The many identities of Charlie Schwartz rarely come together in one person: Oberlin College alum, Israel Defense Forces veteran, rabbinical student, independent minyan leader and co-founder of a YouTube-like website. Last month he added another role to the list: father.
Schwartz, who just completed his fourth year at the Jewish Theological Seminary’s rabbinical school, and his wife of five years, Dr. Andrea Wershof Schwartz, welcomed a baby daughter just days after Wershof Schwartz graduated from Mount Sinai School of Medicine. In addition to their other responsibilities, the two, who met in Israel on United Synagogue Youth’s Nativ College Leadership Program, also serve as Jewish life directors of the Seminary’s List College.
A native of Portland, Ore., Schwartz was in the IDF’s Nahal Infantry Brigade for a year and a half, from 2003-05, serving first on the Lebanon border and later in the West Bank and Gaza. After the army Schwartz went directly to JTS, where in addition to the rabbinate, he is also pursuing a master’s in Jewish education. As a teacher, he is “very interested in Israel education, particularly using Israeli pop culture as a vehicle for exploring the complexities of Israeli society” — much of the impetus behind starting MediaMidrash.org.

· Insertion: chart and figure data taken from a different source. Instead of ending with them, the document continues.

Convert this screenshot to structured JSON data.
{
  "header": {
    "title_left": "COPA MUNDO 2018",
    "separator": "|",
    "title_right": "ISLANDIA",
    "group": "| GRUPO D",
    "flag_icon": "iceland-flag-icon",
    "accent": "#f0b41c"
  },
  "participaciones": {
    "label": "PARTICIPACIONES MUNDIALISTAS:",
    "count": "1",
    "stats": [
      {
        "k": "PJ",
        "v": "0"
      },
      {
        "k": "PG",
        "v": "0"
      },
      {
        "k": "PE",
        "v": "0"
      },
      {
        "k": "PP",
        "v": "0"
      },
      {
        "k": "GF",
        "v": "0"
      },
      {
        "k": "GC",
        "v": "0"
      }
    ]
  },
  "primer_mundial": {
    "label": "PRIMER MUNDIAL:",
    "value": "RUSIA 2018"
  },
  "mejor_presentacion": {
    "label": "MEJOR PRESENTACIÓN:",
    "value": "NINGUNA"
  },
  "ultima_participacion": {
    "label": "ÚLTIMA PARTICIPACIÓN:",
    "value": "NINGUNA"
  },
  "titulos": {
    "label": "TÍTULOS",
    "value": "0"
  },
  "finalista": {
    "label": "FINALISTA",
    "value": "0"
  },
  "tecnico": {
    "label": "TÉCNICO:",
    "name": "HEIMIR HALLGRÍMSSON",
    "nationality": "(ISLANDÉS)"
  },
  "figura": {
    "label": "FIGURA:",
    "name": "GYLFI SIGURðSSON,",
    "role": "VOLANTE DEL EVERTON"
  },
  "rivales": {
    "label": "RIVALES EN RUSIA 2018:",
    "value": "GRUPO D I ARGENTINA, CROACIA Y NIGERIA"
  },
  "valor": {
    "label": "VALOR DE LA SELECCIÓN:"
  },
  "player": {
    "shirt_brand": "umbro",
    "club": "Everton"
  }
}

Still in its early stages, the site, which has over 150 alpha testers, offers a database of more than 300 Israeli and Jewish videos. “It’s organized in a way so educators can easily find videos. It’s searchable, and educators can post and attach lesson plans directly to the videos,” Schwartz explains. They chose the name because “in the same way rabbinic midrash transforms the biblical text, enabling it to delve into deeper questions ranging from language, power, identity and spiritual expression, we hope educators will use the material on MediaMidrash in new and innovative ways to transform the way they teach Judaism,” he says.
Tuba talent: Schwartz is a classically trained tuba player, and although he hasn’t played much since college, he learned to blow shofar last year for Rosh HaShanah. “The embouchure (mouth position) is totally different,” he says.